If you are a driving enthusiast and have a nice set of four wheels, how does a few days of pure driving pleasure sound? There can be only one answer – HEAVENLY!
Last week I got a nice opportunity for such a drive across the Great Indian Thar Desert in a convoy. Driving cross country in a convoy gives you a safety net in case you get struck and also offers further enjoyment as you observe other getting struck or struggle with difficult terrain. I was lucky to be part of the Petronas Expedition 2007 while it cut across a wide swath of Rajasthan desert from Jaipur to Khimser to Jaisalmer to Bikaner and finally ending in New Delhi. For most part the drive was on excellent road network that joins various town of Rajasthan and being tourist oriented state the roads are kept in superbly good condition.
However icing on the cake were the few off-road sections that were set as challenge to the expedition. First of these was the Sambhar Lake bed situated about 120 kilometres from Jaipur. Normally a flat salt pan that remains dry most of the time and even when water flows in it is absorbed very fast. However the “lake” turn to quagmire with little bit of rain and here we were attempting a crossing in middle of Indian monsoon season.
The first section was of eight kilometres length and straight as an arrows flight. With all the horsepower on command in an cross country four wheel drive vehicle, and on specially fitted off-road tyres, the drivers were still left jittery. Justifiably so since as soon as the vehicles hit the lake bed they were slithering and sliding any which way. Covering no more than two kilometres seven of the twenty four cars got struck in mud and the whole convoy stood back till strategy to extricate these was worked out.

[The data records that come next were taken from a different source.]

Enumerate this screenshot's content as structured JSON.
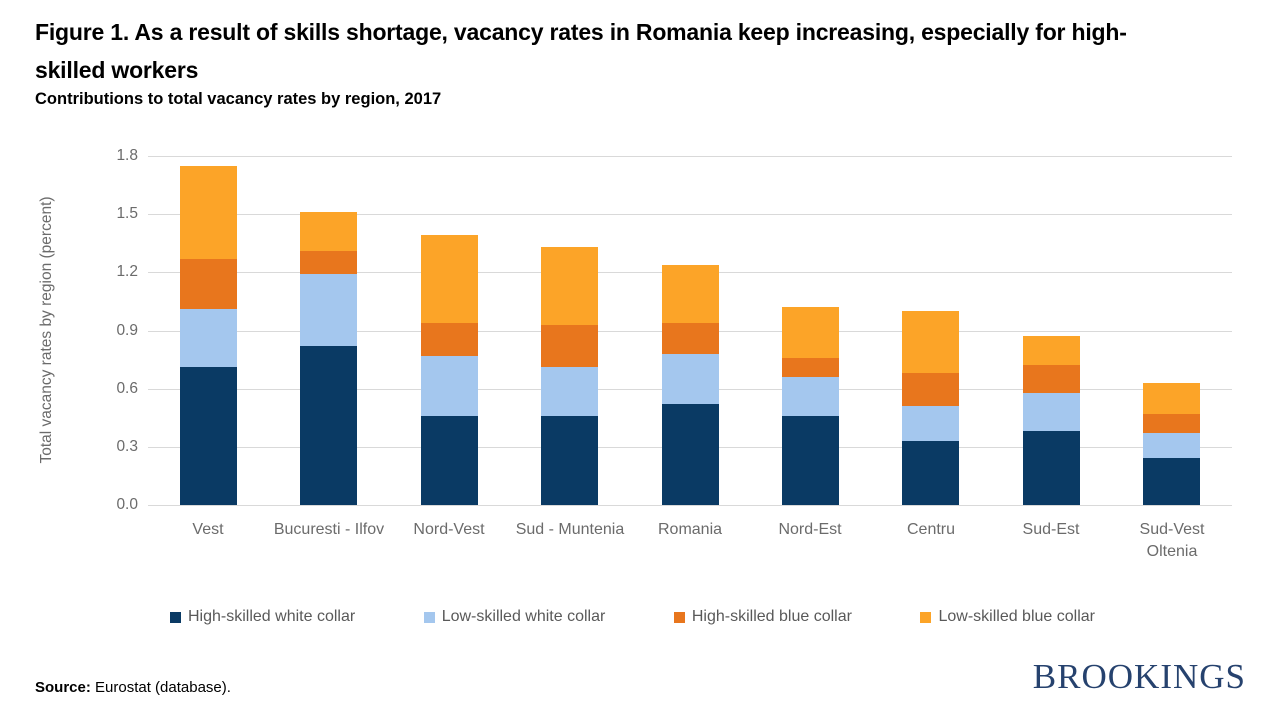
{
  "header": {
    "title_line1": "Figure 1. As a result of skills shortage, vacancy rates in Romania keep increasing, especially for high-",
    "title_line2": "skilled workers",
    "subtitle": "Contributions to total vacancy rates by region, 2017"
  },
  "chart_data": {
    "type": "bar",
    "stacked": true,
    "title": "Contributions to total vacancy rates by region, 2017",
    "xlabel": "",
    "ylabel": "Total vacancy rates by region (percent)",
    "ylim": [
      0,
      1.8
    ],
    "yticks": [
      0.0,
      0.3,
      0.6,
      0.9,
      1.2,
      1.5,
      1.8
    ],
    "grid": true,
    "legend_position": "bottom",
    "categories": [
      "Vest",
      "Bucuresti - Ilfov",
      "Nord-Vest",
      "Sud - Muntenia",
      "Romania",
      "Nord-Est",
      "Centru",
      "Sud-Est",
      "Sud-Vest Oltenia"
    ],
    "series": [
      {
        "name": "High-skilled white collar",
        "color": "#0a3a64",
        "values": [
          0.71,
          0.82,
          0.46,
          0.46,
          0.52,
          0.46,
          0.33,
          0.38,
          0.24
        ]
      },
      {
        "name": "Low-skilled white collar",
        "color": "#a4c7ee",
        "values": [
          0.3,
          0.37,
          0.31,
          0.25,
          0.26,
          0.2,
          0.18,
          0.2,
          0.13
        ]
      },
      {
        "name": "High-skilled blue collar",
        "color": "#e8761d",
        "values": [
          0.26,
          0.12,
          0.17,
          0.22,
          0.16,
          0.1,
          0.17,
          0.14,
          0.1
        ]
      },
      {
        "name": "Low-skilled blue collar",
        "color": "#fca428",
        "values": [
          0.48,
          0.2,
          0.45,
          0.4,
          0.3,
          0.26,
          0.32,
          0.15,
          0.16
        ]
      }
    ],
    "totals": [
      1.75,
      1.51,
      1.39,
      1.33,
      1.24,
      1.02,
      1.0,
      0.87,
      0.63
    ]
  },
  "colors": {
    "gridline": "#d9d9d9",
    "axis_text": "#6b6b6b",
    "brand_navy": "#26426e"
  },
  "footer": {
    "source_label": "Source:",
    "source_text": " Eurostat (database).",
    "brand": "BROOKINGS"
  }
}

The first eight kilometres took three hours to get through. Once the vehicles were free of the mud it was pure thrill driving over a flat pan with speedo needle going beyond 120kmph! It looks all too easy till you hit a bump or series of undulation which give you a scare considering the velocity. Midway through the lake bed there is a ancient temple dedicated to “Shakhambari Mata” and is a pilgrimage point for local people. This provided and ideal rest point and allowed for a quick check on the vehicles. The picture shows a driver looking disgustedly at all the mud that covered his vehicle, even the roof.
The second portion of lake bed was equally interesting and gave quite a few of thrills. After the lake bed the track climbed a rocky hill with a steep incline and through a narrow defile, dubbed the “Dead Camel pass” in honour of a dead camel carcass rotting away here giving a horrible stench forcing every one to hold their breaths till turning blue in the face! Getting to a sandy river bed beyond the pass the power of four wheel drive shone through as all the vehicles made short work of this to hit the highway on the other side. All drivers heaved a sigh of satisfied relief on reaching the tarmac ribbon that was to take us to Khimser Fort, a heritage hotel, for a night five star luxury. Swapping stories of the day while reviewing pictures and raising cheers of drinks made all forget the body aches.

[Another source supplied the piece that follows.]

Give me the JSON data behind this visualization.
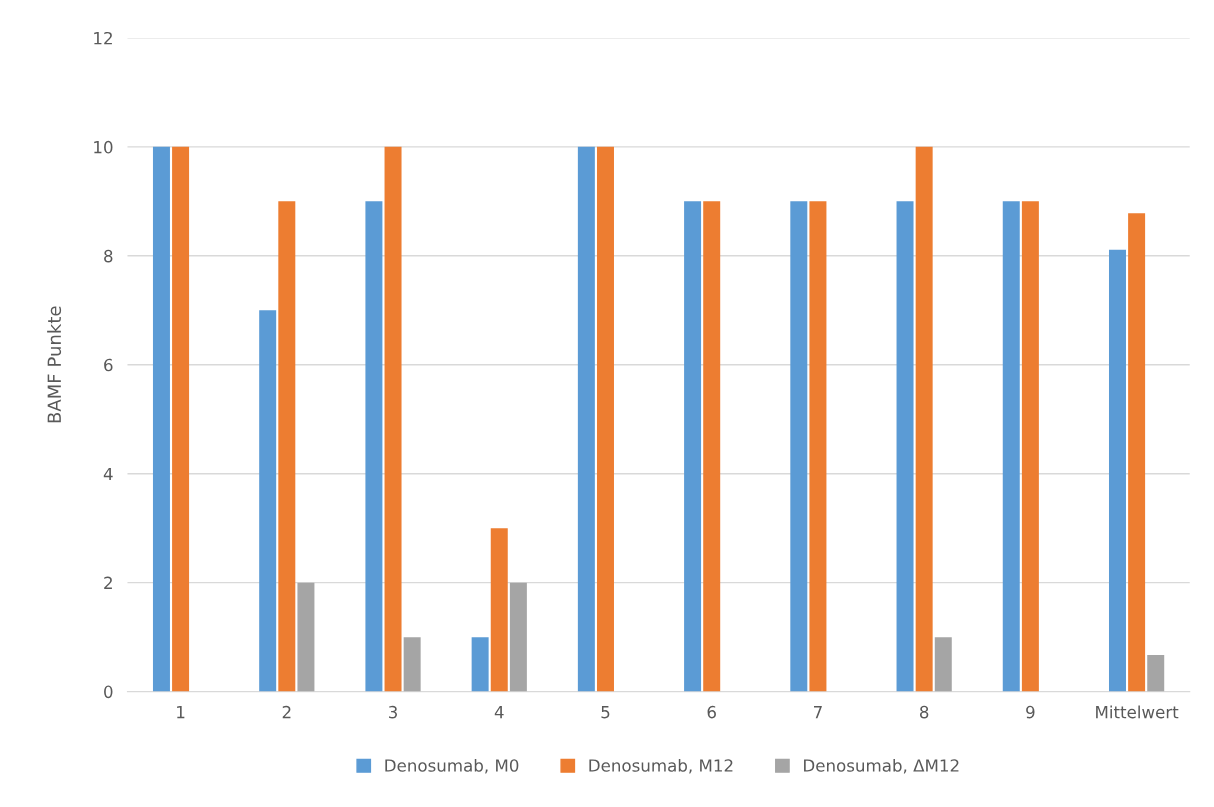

Starting after breakfast next day for a nice drive on NHAI built toll road lead us to Deechu from where we had planned a long cross country section of more than 120 kilometres leading to fabled city of Jaisalmer. Off road drive through sand dunes and barren rock surfaces meant a slow drive. There were two smaller salt pans to be crossed and these were also slushy. While no one got struck it was still a thrilling experience with wheels sinking in more than one third in to the soft surface.
Lunch was had on the run in middle of nowhere and comprised of tinned food and bread with company of a herd of sheep as is seen in the picture above. A big thrill of the day was to see a large herd of “Chinkara” gracefully running across the endless sand.Sam, about 50 kilometres beyond Jaisalmer, was the location of night halt. Here we were to camp out in open under the sky. The location of camp was next to the sand dunes and as soon as the sun went down the horizon the cool breeze sprung up which continued through the night. In fact it became positively chilly towards the morning.

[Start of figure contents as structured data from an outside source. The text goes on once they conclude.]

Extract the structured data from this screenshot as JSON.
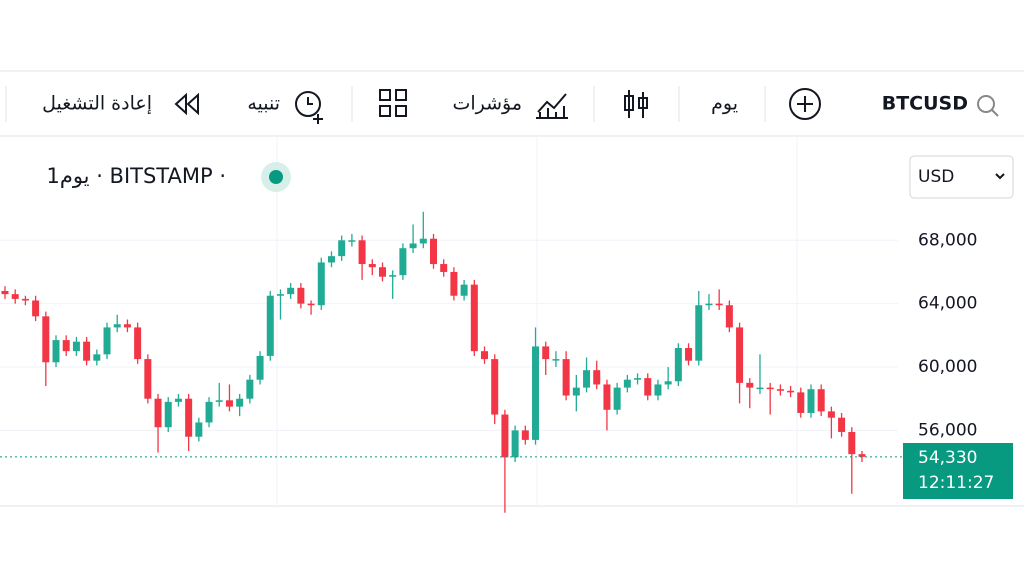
{
  "toolbar": {
    "symbol": "BTCUSD",
    "interval": "يوم",
    "indicators": "مؤشرات",
    "alert": "تنبيه",
    "replay": "إعادة التشغيل"
  },
  "chart_data": {
    "type": "candlestick",
    "legend": "1يوم · BITSTAMP ·",
    "currency": "USD",
    "ylim": [
      51290,
      74520
    ],
    "yticks": [
      {
        "value": 56000,
        "label": "56,000"
      },
      {
        "value": 60000,
        "label": "60,000"
      },
      {
        "value": 64000,
        "label": "64,000"
      },
      {
        "value": 68000,
        "label": "68,000"
      }
    ],
    "up_color": "#22ab94",
    "down_color": "#f23645",
    "open": [
      64800,
      64600,
      64300,
      64200,
      63200,
      60300,
      61700,
      61000,
      61600,
      60400,
      60800,
      62500,
      62700,
      62500,
      60500,
      58000,
      56200,
      57800,
      58000,
      55600,
      56500,
      57800,
      57900,
      57500,
      58000,
      59200,
      60700,
      64500,
      64600,
      65000,
      64000,
      63900,
      66600,
      67000,
      68000,
      68000,
      66500,
      66300,
      65700,
      65800,
      67500,
      67800,
      68100,
      66500,
      66000,
      64500,
      65200,
      61000,
      60500,
      57000,
      54300,
      56000,
      55400,
      61300,
      60500,
      60500,
      58200,
      58700,
      59800,
      58900,
      57300,
      58700,
      59200,
      59300,
      58200,
      58900,
      59100,
      61200,
      60400,
      63900,
      64000,
      63900,
      62500,
      59000,
      58700,
      58700,
      58600,
      58500,
      58400,
      57100,
      58600,
      57200,
      56800,
      55900,
      54500
    ],
    "high": [
      65100,
      64900,
      64500,
      64500,
      63500,
      62000,
      62000,
      61900,
      61900,
      61100,
      62800,
      63300,
      63000,
      62800,
      60800,
      58300,
      58100,
      58300,
      58300,
      56800,
      58100,
      59000,
      58900,
      58300,
      59500,
      61000,
      64800,
      64900,
      65300,
      65300,
      64200,
      66900,
      67300,
      68300,
      68400,
      68300,
      66800,
      66600,
      66100,
      67800,
      69000,
      69800,
      68400,
      66800,
      66300,
      65500,
      65500,
      61300,
      60800,
      57300,
      56300,
      56300,
      62500,
      61600,
      61000,
      61000,
      59500,
      60600,
      60400,
      59200,
      59000,
      59500,
      59600,
      59600,
      59200,
      60000,
      61500,
      61500,
      64800,
      64600,
      64900,
      64200,
      62800,
      59300,
      60800,
      59000,
      58900,
      58800,
      58700,
      58900,
      58900,
      57500,
      57100,
      56200,
      54700
    ],
    "low": [
      64300,
      64000,
      63900,
      62900,
      58800,
      60000,
      60700,
      60700,
      60100,
      60100,
      60500,
      62200,
      62200,
      60200,
      57700,
      54600,
      55900,
      57500,
      54700,
      55300,
      56200,
      57500,
      57200,
      56900,
      57700,
      58900,
      60400,
      63000,
      64300,
      63700,
      63300,
      63600,
      66300,
      66700,
      67600,
      65500,
      65800,
      65400,
      64300,
      65500,
      67200,
      67500,
      66200,
      65700,
      64200,
      64200,
      60700,
      60200,
      56400,
      50800,
      54000,
      55100,
      55100,
      59500,
      60000,
      57900,
      57200,
      58400,
      58600,
      56000,
      57000,
      58400,
      58900,
      57900,
      57900,
      58600,
      58800,
      60100,
      60100,
      63600,
      63600,
      62200,
      57700,
      57400,
      58300,
      57000,
      58200,
      58100,
      56800,
      56800,
      56900,
      55500,
      55600,
      52000,
      54000
    ],
    "close": [
      64600,
      64300,
      64200,
      63200,
      60300,
      61700,
      61000,
      61600,
      60400,
      60800,
      62500,
      62700,
      62500,
      60500,
      58000,
      56200,
      57800,
      58000,
      55600,
      56500,
      57800,
      57900,
      57500,
      58000,
      59200,
      60700,
      64500,
      64600,
      65000,
      64000,
      63900,
      66600,
      67000,
      68000,
      68000,
      66500,
      66300,
      65700,
      65800,
      67500,
      67800,
      68100,
      66500,
      66000,
      64500,
      65200,
      61000,
      60500,
      57000,
      54300,
      56000,
      55400,
      61300,
      60500,
      60500,
      58200,
      58700,
      59800,
      58900,
      57300,
      58700,
      59200,
      59300,
      58200,
      58900,
      59100,
      61200,
      60400,
      63900,
      64000,
      63900,
      62500,
      59000,
      58700,
      58700,
      58600,
      58500,
      58400,
      57100,
      58600,
      57200,
      56800,
      55900,
      54500,
      54330
    ],
    "last_label": "54,330",
    "countdown": "12:11:27"
  }
}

Starry sky was a sight to behold and it left me wondering why we do not see such beautiful sight in Delhi. A fireside dinner was followed by a interesting vistor – a desert viper! After the excitement had died down every one fell asleep and one could hear melody of snores. Morning “functions” were all done in the open while keeping a sharp lookout for the cousins of the visitor from previous night!An obligatory visit to the Jaisalmer fort in the morning followed by a lovely drive on the national highway to Bikaner did not stress any one. Arriving well in time at Gajner Hunting Lodge every one spent time boating across the lake till lovely sun set. That night’s catch up of
shared experiences of last three days over dinner and drinks had a sense of urgency as this was the last night out and we were headed towards Delhi in the morning. Outdoor dinner by lakeside was accompanied by dance and music by local performers which drew loud appreciation from everyone.